PLASTIC PACKAGING TAX: THE KEY FACTS

With the government set to roll out the plastic packaging tax from 1st April, it’s time to consider how your business will be affected and to plan to avoid costs moving forward, since demand for futureproof packaging solutions is likely to surge as businesses move into Q2. 

Who will have to pay the tax? Set at a rate of £200 per tonne for all plastic packaging containing less than 30% recycled content, the tax is aimed at importers and manufacturers, though companies who import packaging material before exporting the same product will be required to initially pay the levy, before claiming credit back at the point of export. 

Manufacturers and importers of less than 10 tonnes of plastic packaging per year will be exempt from the tax. 

What will be taxable? The list of taxable plastic items is currently as follows: 

  • All UK-manufactured packaging 
  • All imported primary packaging (packaging that directly surrounds products) 
  • Packaging for dangerous goods, food grade items and alternative plastics 
  • Domestically sourced transit packaging (including that for export) and empty transit packaging for UK use (such as plastic pallets, shrink wrap and pallet strapping) 
  • Medical equipment packaging 
  • Any packaging that fails quality control or becomes damaged – if it’s made, it’ll still be taxable 

Tax Exemptions The list of tax-exempt packaging is as follows: 

  • Medical contact packaging (packaging that comes in direct contact with a drug, such as blister packs) 
  • Imported plastic transit packing (material used to facilitate the importation of goods) 
  • Process waste (material output associated with production runs) 
  • How will the tax be applied? 
  • While the tax is to be paid quarterly (from 1st April 2022) by the manufacturer or importer, businesses are at liberty to increase their prices to make up the cost – though there is an expectation that businesses should include a statement about the tax in their invoices. 
  • Since announcing this cost transparency requirement, the government has since delayed the rollout of the directive, meaning there will be no immediate invoice obligation from 1st April. Nevertheless, this approach enables customers to better understand the financial implications of purchasing packaging that fails to meet the required level of recycled content, creating scope for dialogue around the use of sustainable alternatives. 
  • Thresholds for identifying accountable parties 
  • While businesses handling under 10 tonnes of plastic packaging in a 12-month period will not need to register, once the legislation comes into effect, if you’re likely to exceed the threshold within 30 days, you should register on the date you make that assumption. 
  • Calculations for recycled plastic content can be made using the formula: mass of recycled content / mass of all plastic inputs * 100 

Remaining compliant To ensure your business doesn’t incur undue expenses, returns from all packaging handling will need to be filed online on a quarterly basis. Businesses must maintain up-to-date registration details and continue to communicate the added taxation cost to customers, else government fines may be applied. 

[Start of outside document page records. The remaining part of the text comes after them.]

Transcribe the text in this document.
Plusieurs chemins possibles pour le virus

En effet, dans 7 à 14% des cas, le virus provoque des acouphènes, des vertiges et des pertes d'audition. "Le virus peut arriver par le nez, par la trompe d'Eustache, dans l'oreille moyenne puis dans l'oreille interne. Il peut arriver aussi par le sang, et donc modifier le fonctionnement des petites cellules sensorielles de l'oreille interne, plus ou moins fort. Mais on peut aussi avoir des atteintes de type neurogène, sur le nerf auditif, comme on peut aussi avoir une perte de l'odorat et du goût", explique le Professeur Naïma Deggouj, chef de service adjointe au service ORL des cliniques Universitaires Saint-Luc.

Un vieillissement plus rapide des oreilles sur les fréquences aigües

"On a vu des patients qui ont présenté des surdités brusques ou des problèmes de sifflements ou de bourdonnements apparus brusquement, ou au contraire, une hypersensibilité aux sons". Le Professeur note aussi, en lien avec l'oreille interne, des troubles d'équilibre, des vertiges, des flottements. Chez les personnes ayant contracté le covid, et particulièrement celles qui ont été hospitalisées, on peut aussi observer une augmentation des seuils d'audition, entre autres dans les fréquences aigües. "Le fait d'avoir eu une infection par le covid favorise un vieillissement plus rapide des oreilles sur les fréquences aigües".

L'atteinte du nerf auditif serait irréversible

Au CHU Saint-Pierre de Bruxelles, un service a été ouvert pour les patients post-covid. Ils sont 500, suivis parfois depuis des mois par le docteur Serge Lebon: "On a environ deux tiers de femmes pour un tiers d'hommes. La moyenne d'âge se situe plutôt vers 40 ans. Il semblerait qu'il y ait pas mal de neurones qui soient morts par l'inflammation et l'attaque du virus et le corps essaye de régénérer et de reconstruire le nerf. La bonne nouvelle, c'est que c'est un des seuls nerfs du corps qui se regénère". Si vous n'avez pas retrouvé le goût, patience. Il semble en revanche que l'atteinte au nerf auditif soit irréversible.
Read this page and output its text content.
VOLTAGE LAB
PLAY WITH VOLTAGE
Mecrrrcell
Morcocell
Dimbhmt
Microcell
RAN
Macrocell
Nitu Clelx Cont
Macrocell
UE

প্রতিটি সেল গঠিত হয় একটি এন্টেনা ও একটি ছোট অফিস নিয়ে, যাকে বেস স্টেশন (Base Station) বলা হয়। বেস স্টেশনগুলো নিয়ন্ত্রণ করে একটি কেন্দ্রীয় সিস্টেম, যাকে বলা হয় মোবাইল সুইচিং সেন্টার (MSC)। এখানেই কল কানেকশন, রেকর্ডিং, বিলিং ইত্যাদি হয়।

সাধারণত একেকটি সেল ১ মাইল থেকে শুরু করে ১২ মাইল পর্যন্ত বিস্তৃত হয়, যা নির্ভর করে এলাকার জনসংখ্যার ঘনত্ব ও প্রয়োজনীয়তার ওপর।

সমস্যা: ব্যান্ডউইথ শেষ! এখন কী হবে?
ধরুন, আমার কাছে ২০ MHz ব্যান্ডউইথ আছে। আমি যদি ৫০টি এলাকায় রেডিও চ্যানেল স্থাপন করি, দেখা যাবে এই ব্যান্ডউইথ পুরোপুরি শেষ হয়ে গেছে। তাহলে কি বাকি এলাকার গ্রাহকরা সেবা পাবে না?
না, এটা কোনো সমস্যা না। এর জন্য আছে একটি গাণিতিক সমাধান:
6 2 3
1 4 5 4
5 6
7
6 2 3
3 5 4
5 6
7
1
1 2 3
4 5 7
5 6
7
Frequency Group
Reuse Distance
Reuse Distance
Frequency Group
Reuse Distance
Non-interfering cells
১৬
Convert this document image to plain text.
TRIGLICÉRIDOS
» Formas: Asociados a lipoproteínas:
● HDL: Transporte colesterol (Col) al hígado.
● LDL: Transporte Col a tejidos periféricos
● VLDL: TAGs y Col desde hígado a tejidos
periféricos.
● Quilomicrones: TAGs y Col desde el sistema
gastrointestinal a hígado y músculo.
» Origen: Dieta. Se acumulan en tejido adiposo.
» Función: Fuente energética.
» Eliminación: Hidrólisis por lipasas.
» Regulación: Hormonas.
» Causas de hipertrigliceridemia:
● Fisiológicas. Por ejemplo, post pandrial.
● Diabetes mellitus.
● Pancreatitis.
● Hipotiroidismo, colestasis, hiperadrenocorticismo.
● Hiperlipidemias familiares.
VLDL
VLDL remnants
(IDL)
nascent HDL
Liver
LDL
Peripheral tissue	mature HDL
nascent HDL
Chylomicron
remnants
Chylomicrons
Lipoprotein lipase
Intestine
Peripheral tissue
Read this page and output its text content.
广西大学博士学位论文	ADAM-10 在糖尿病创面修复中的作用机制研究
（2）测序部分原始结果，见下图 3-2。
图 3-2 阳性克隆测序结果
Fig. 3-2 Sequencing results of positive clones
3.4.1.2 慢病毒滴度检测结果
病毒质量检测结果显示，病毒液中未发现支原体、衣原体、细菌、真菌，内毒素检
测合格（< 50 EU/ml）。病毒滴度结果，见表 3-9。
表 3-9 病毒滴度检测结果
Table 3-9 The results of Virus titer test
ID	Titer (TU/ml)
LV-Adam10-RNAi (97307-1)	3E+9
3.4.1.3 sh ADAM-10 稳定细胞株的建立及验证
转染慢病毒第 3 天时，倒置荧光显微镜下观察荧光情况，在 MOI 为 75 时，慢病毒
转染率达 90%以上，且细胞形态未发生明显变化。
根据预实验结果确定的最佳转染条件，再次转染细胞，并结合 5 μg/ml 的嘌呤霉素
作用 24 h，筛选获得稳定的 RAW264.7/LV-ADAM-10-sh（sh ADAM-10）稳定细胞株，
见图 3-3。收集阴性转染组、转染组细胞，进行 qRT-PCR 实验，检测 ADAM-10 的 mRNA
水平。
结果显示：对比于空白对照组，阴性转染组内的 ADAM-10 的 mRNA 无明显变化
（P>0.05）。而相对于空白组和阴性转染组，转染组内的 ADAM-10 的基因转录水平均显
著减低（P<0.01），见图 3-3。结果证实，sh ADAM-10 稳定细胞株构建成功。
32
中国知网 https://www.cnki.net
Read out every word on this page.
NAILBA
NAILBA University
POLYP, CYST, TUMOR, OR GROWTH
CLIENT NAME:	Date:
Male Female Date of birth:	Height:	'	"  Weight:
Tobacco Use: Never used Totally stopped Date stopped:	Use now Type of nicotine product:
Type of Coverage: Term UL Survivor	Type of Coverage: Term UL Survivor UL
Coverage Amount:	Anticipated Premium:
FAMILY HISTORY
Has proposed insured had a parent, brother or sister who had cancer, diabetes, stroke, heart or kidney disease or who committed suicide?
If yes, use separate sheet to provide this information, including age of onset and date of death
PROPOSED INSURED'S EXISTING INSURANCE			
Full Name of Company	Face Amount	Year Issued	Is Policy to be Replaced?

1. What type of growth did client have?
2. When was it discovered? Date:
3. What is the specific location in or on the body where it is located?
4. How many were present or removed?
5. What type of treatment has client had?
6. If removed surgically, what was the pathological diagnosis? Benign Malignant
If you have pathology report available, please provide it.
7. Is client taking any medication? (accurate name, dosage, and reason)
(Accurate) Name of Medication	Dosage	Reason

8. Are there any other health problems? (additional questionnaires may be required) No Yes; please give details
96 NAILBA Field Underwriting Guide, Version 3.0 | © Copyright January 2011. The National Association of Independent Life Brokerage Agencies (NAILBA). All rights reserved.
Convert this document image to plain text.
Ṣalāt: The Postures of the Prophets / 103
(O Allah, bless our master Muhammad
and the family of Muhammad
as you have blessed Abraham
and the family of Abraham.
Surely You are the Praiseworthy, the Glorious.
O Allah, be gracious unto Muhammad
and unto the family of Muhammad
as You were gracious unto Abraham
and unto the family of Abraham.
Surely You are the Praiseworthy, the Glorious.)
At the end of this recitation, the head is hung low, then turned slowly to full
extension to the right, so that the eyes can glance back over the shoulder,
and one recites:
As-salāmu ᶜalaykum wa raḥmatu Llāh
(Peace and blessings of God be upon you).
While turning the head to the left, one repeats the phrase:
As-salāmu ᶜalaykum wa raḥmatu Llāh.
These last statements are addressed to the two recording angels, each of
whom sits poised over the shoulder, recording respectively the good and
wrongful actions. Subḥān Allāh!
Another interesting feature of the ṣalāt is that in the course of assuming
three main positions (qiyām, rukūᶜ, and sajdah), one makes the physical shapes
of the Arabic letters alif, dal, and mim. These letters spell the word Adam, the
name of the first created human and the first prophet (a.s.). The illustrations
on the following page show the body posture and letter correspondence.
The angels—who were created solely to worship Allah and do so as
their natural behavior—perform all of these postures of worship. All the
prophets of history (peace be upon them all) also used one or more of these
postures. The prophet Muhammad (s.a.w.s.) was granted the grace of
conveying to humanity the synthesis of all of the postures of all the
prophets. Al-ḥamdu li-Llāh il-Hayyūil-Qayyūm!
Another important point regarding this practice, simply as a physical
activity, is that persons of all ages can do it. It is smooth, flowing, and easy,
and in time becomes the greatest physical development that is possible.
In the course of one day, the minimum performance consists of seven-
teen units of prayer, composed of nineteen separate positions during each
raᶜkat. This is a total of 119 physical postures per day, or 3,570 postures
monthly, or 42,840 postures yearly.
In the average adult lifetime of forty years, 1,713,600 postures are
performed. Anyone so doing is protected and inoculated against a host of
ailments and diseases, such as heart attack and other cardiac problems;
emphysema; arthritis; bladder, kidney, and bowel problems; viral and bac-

Visit gov.uk for further information and guidance on if your business needs to register. 

How to prevent taxation with the correct packaging choices The primary purpose of the tax is to encourage businesses and their clients to use less plastic, so the most simple and straightforward approach to avoid incurring costs and passing on those expenses to your customers is to integrate plastic alternatives into your packaging – or seek packing solutions that are composed of 30% recycled content.